Tell them their pillar of faith is ascending
Jet black skies and amber incandescence. My sordid affair with the English language is an issue of consternation for some people. I view communication as one of the more necessary and sometimes enjoyable aspects of existence so my cudgel-like approach to it is right to cause concern. I view the English written language as something to play with and tickle in the right places akin to a kitten, whereas others only see rules to obediently follow, tongue lolling at the prospect of dangling past-participles. That analogy was originally going to be clay-based but who am I to deny a kitten based segue?
I have never been classically trained in the fine art of English language; I was given the boot-campesque course in grammar and spelling served in, what I presume, most public schools worth their salt offer but it took my own initiative to learn semi-colon usage and past-participle meaning and then dutifully ignoring them. The classically trained people went to grammar schools, imagine, entire schools devoted to the pursuit of grammatical perfection. Those people are the ones who look down their noses at you were you to misuse practise and practice, as if it’s some kind of literary genocide to add an apostrophe ess onto the end of a word which already ends in an ess.

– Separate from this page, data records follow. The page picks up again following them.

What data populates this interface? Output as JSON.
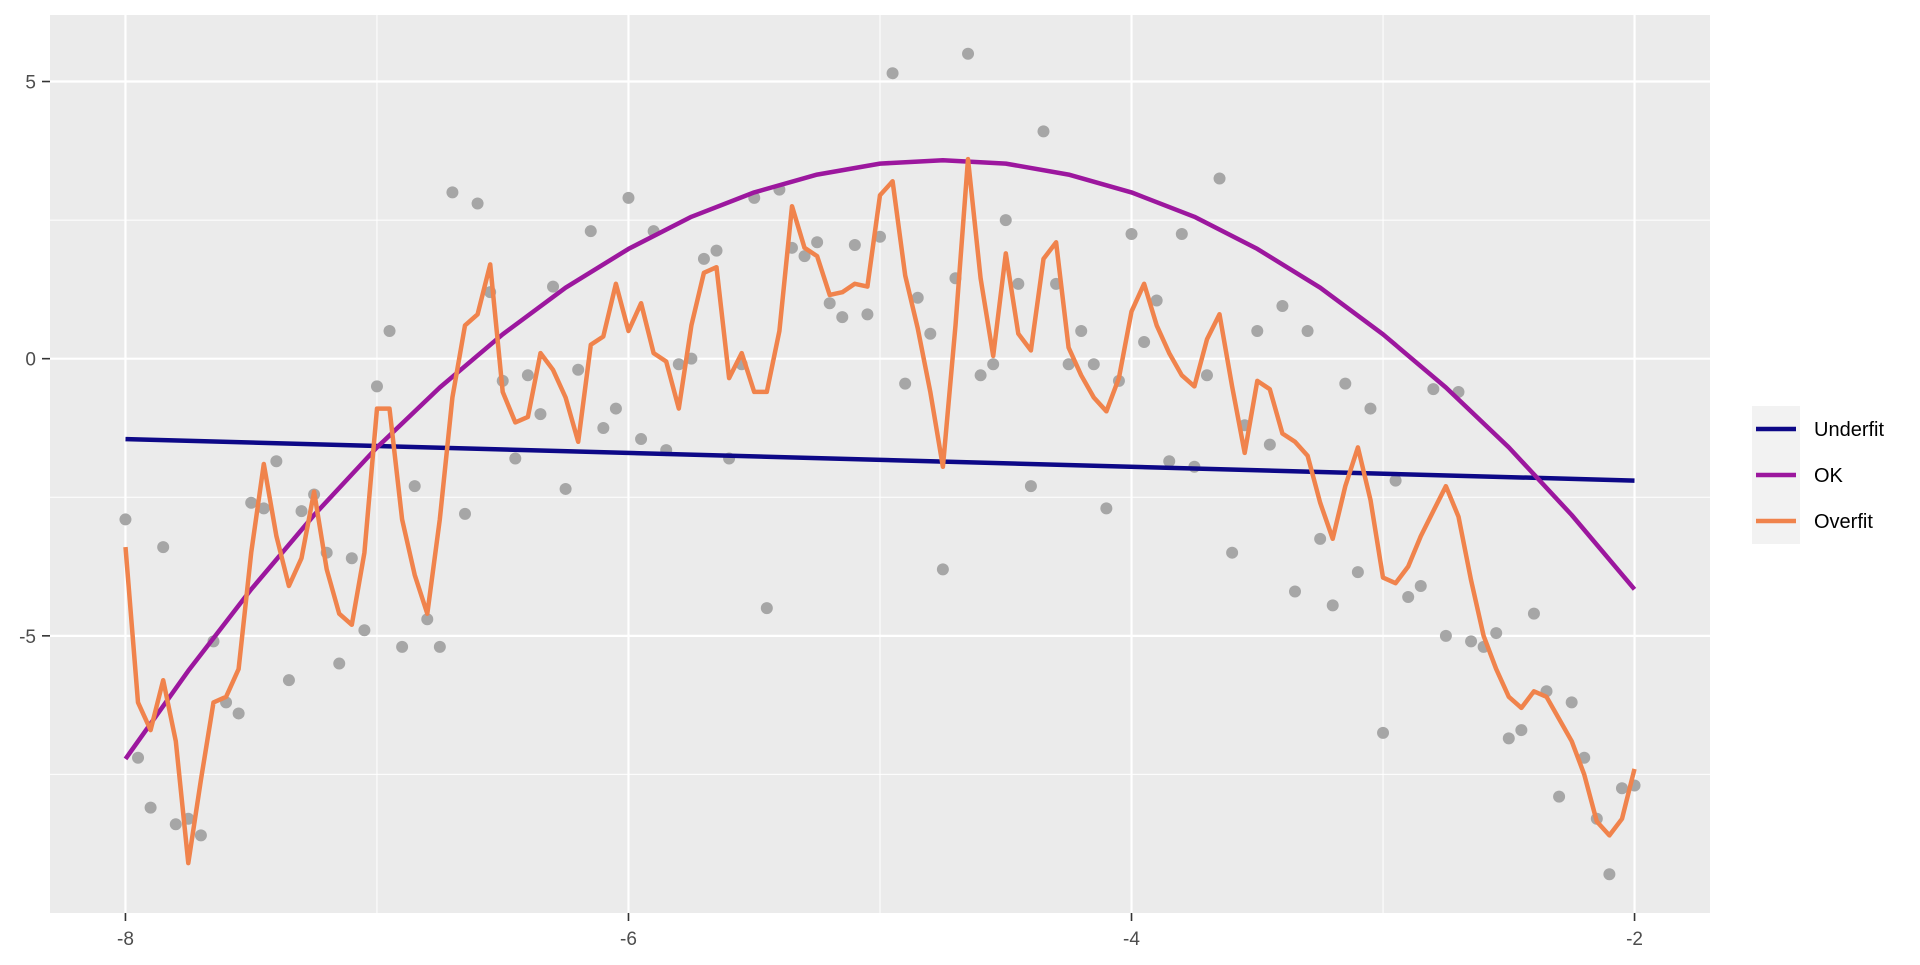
{
  "chart_data": {
    "type": "line",
    "title": "",
    "xlabel": "",
    "ylabel": "",
    "xlim": [
      -8.3,
      -1.7
    ],
    "ylim": [
      -10,
      6.2
    ],
    "x_ticks": [
      -8,
      -6,
      -4,
      -2
    ],
    "x_tick_labels": [
      "-8",
      "-6",
      "-4",
      "-2"
    ],
    "y_ticks": [
      5,
      0,
      -5
    ],
    "y_tick_labels": [
      "5",
      "0",
      "-5"
    ],
    "grid": true,
    "legend": {
      "position": "right",
      "entries": [
        "Underfit",
        "OK",
        "Overfit"
      ]
    },
    "colors": {
      "panel_background": "#EBEBEB",
      "grid": "#FFFFFF",
      "points": "#A6A6A6",
      "Underfit": "#0D0887",
      "OK": "#9C179E",
      "Overfit": "#F0834C"
    },
    "points": {
      "x": [
        -8,
        -7.95,
        -7.9,
        -7.85,
        -7.8,
        -7.75,
        -7.7,
        -7.65,
        -7.6,
        -7.55,
        -7.5,
        -7.45,
        -7.4,
        -7.35,
        -7.3,
        -7.25,
        -7.2,
        -7.15,
        -7.1,
        -7.05,
        -7,
        -6.95,
        -6.9,
        -6.85,
        -6.8,
        -6.75,
        -6.7,
        -6.65,
        -6.6,
        -6.55,
        -6.5,
        -6.45,
        -6.4,
        -6.35,
        -6.3,
        -6.25,
        -6.2,
        -6.15,
        -6.1,
        -6.05,
        -6,
        -5.95,
        -5.9,
        -5.85,
        -5.8,
        -5.75,
        -5.7,
        -5.65,
        -5.6,
        -5.55,
        -5.5,
        -5.45,
        -5.4,
        -5.35,
        -5.3,
        -5.25,
        -5.2,
        -5.15,
        -5.1,
        -5.05,
        -5,
        -4.95,
        -4.9,
        -4.85,
        -4.8,
        -4.75,
        -4.7,
        -4.65,
        -4.6,
        -4.55,
        -4.5,
        -4.45,
        -4.4,
        -4.35,
        -4.3,
        -4.25,
        -4.2,
        -4.15,
        -4.1,
        -4.05,
        -4,
        -3.95,
        -3.9,
        -3.85,
        -3.8,
        -3.75,
        -3.7,
        -3.65,
        -3.6,
        -3.55,
        -3.5,
        -3.45,
        -3.4,
        -3.35,
        -3.3,
        -3.25,
        -3.2,
        -3.15,
        -3.1,
        -3.05,
        -3,
        -2.95,
        -2.9,
        -2.85,
        -2.8,
        -2.75,
        -2.7,
        -2.65,
        -2.6,
        -2.55,
        -2.5,
        -2.45,
        -2.4,
        -2.35,
        -2.3,
        -2.25,
        -2.2,
        -2.15,
        -2.1,
        -2.05,
        -2
      ],
      "y": [
        -2.9,
        -7.2,
        -8.1,
        -3.4,
        -8.4,
        -8.3,
        -8.6,
        -5.1,
        -6.2,
        -6.4,
        -2.6,
        -2.7,
        -1.85,
        -5.8,
        -2.75,
        -2.45,
        -3.5,
        -5.5,
        -3.6,
        -4.9,
        -0.5,
        0.5,
        -5.2,
        -2.3,
        -4.7,
        -5.2,
        3.0,
        -2.8,
        2.8,
        1.2,
        -0.4,
        -1.8,
        -0.3,
        -1.0,
        1.3,
        -2.35,
        -0.2,
        2.3,
        -1.25,
        -0.9,
        2.9,
        -1.45,
        2.3,
        -1.65,
        -0.1,
        0,
        1.8,
        1.95,
        -1.8,
        -0.1,
        2.9,
        -4.5,
        3.05,
        2.0,
        1.85,
        2.1,
        1.0,
        0.75,
        2.05,
        0.8,
        2.2,
        5.15,
        -0.45,
        1.1,
        0.45,
        -3.8,
        1.45,
        5.5,
        -0.3,
        -0.1,
        2.5,
        1.35,
        -2.3,
        4.1,
        1.35,
        -0.1,
        0.5,
        -0.1,
        -2.7,
        -0.4,
        2.25,
        0.3,
        1.05,
        -1.85,
        2.25,
        -1.95,
        -0.3,
        3.25,
        -3.5,
        -1.2,
        0.5,
        -1.55,
        0.95,
        -4.2,
        0.5,
        -3.25,
        -4.45,
        -0.45,
        -3.85,
        -0.9,
        -6.75,
        -2.2,
        -4.3,
        -4.1,
        -0.55,
        -5.0,
        -0.6,
        -5.1,
        -5.2,
        -4.95,
        -6.85,
        -6.7,
        -4.6,
        -6.0,
        -7.9,
        -6.2,
        -7.2,
        -8.3,
        -9.3,
        -7.75,
        -7.7
      ]
    },
    "series": [
      {
        "name": "Underfit",
        "x": [
          -8,
          -2
        ],
        "y": [
          -1.45,
          -2.2
        ]
      },
      {
        "name": "OK",
        "x": [
          -8,
          -7.75,
          -7.5,
          -7.25,
          -7,
          -6.75,
          -6.5,
          -6.25,
          -6,
          -5.75,
          -5.5,
          -5.25,
          -5,
          -4.75,
          -4.5,
          -4.25,
          -4,
          -3.75,
          -3.5,
          -3.25,
          -3,
          -2.75,
          -2.5,
          -2.25,
          -2
        ],
        "y": [
          -7.22,
          -5.63,
          -4.16,
          -2.82,
          -1.6,
          -0.52,
          0.44,
          1.28,
          1.98,
          2.56,
          3.0,
          3.32,
          3.52,
          3.58,
          3.52,
          3.32,
          3.0,
          2.56,
          1.98,
          1.28,
          0.44,
          -0.52,
          -1.6,
          -2.82,
          -4.16
        ]
      },
      {
        "name": "Overfit",
        "x": [
          -8,
          -7.95,
          -7.9,
          -7.85,
          -7.8,
          -7.75,
          -7.7,
          -7.65,
          -7.6,
          -7.55,
          -7.5,
          -7.45,
          -7.4,
          -7.35,
          -7.3,
          -7.25,
          -7.2,
          -7.15,
          -7.1,
          -7.05,
          -7,
          -6.95,
          -6.9,
          -6.85,
          -6.8,
          -6.75,
          -6.7,
          -6.65,
          -6.6,
          -6.55,
          -6.5,
          -6.45,
          -6.4,
          -6.35,
          -6.3,
          -6.25,
          -6.2,
          -6.15,
          -6.1,
          -6.05,
          -6,
          -5.95,
          -5.9,
          -5.85,
          -5.8,
          -5.75,
          -5.7,
          -5.65,
          -5.6,
          -5.55,
          -5.5,
          -5.45,
          -5.4,
          -5.35,
          -5.3,
          -5.25,
          -5.2,
          -5.15,
          -5.1,
          -5.05,
          -5,
          -4.95,
          -4.9,
          -4.85,
          -4.8,
          -4.75,
          -4.7,
          -4.65,
          -4.6,
          -4.55,
          -4.5,
          -4.45,
          -4.4,
          -4.35,
          -4.3,
          -4.25,
          -4.2,
          -4.15,
          -4.1,
          -4.05,
          -4,
          -3.95,
          -3.9,
          -3.85,
          -3.8,
          -3.75,
          -3.7,
          -3.65,
          -3.6,
          -3.55,
          -3.5,
          -3.45,
          -3.4,
          -3.35,
          -3.3,
          -3.25,
          -3.2,
          -3.15,
          -3.1,
          -3.05,
          -3,
          -2.95,
          -2.9,
          -2.85,
          -2.8,
          -2.75,
          -2.7,
          -2.65,
          -2.6,
          -2.55,
          -2.5,
          -2.45,
          -2.4,
          -2.35,
          -2.3,
          -2.25,
          -2.2,
          -2.15,
          -2.1,
          -2.05,
          -2
        ],
        "y": [
          -3.4,
          -6.2,
          -6.7,
          -5.8,
          -6.9,
          -9.1,
          -7.6,
          -6.2,
          -6.1,
          -5.6,
          -3.5,
          -1.9,
          -3.2,
          -4.1,
          -3.6,
          -2.4,
          -3.8,
          -4.6,
          -4.8,
          -3.5,
          -0.9,
          -0.9,
          -2.9,
          -3.9,
          -4.6,
          -2.9,
          -0.7,
          0.6,
          0.8,
          1.7,
          -0.6,
          -1.15,
          -1.05,
          0.1,
          -0.2,
          -0.7,
          -1.5,
          0.25,
          0.4,
          1.35,
          0.5,
          1.0,
          0.1,
          -0.05,
          -0.9,
          0.6,
          1.55,
          1.65,
          -0.35,
          0.1,
          -0.6,
          -0.6,
          0.5,
          2.75,
          2.0,
          1.85,
          1.15,
          1.2,
          1.35,
          1.3,
          2.95,
          3.2,
          1.5,
          0.55,
          -0.6,
          -1.95,
          0.6,
          3.6,
          1.45,
          0.05,
          1.9,
          0.45,
          0.15,
          1.8,
          2.1,
          0.2,
          -0.3,
          -0.7,
          -0.95,
          -0.35,
          0.85,
          1.35,
          0.6,
          0.1,
          -0.3,
          -0.5,
          0.35,
          0.8,
          -0.5,
          -1.7,
          -0.4,
          -0.55,
          -1.35,
          -1.5,
          -1.75,
          -2.6,
          -3.25,
          -2.3,
          -1.6,
          -2.55,
          -3.95,
          -4.05,
          -3.75,
          -3.2,
          -2.75,
          -2.3,
          -2.85,
          -4.0,
          -5.0,
          -5.6,
          -6.1,
          -6.3,
          -6.0,
          -6.1,
          -6.5,
          -6.9,
          -7.5,
          -8.35,
          -8.6,
          -8.3,
          -7.4
        ]
      }
    ]
  }
}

That sort of thinking doesn’t make a good bedfellow for me, simply because it places a restriction on expression. I’m not talking about some lentil-based hippy utopia where we can all scatter apostrophes to the breeze and correct adverb or pronoun usage is a dark art. If I want to begin a sentence with a conjunction I feel no compulsion not to do it, it doesn’t denigrate the paper-thin message I’m trying to convey nor does it make me break out into an obsessive compulsive twitch like I’ve seen it do. My writing tends to parch and warp when I start applying rules, contractions run for the hills and brackets are an endangered species, all in the name of some puritanical grammatical doctrine.
I have been writing in one form or another since I crested double digits, from my adventures in anthropomorphism with my two pet cats through to my seminal horror foray to sequential writing on varying topics of little to no worth on the tinterweb. I enjoy writing for what it can convey and seeing how far the English language can grow and change rather than be restricted in some historical and nostalgic bog.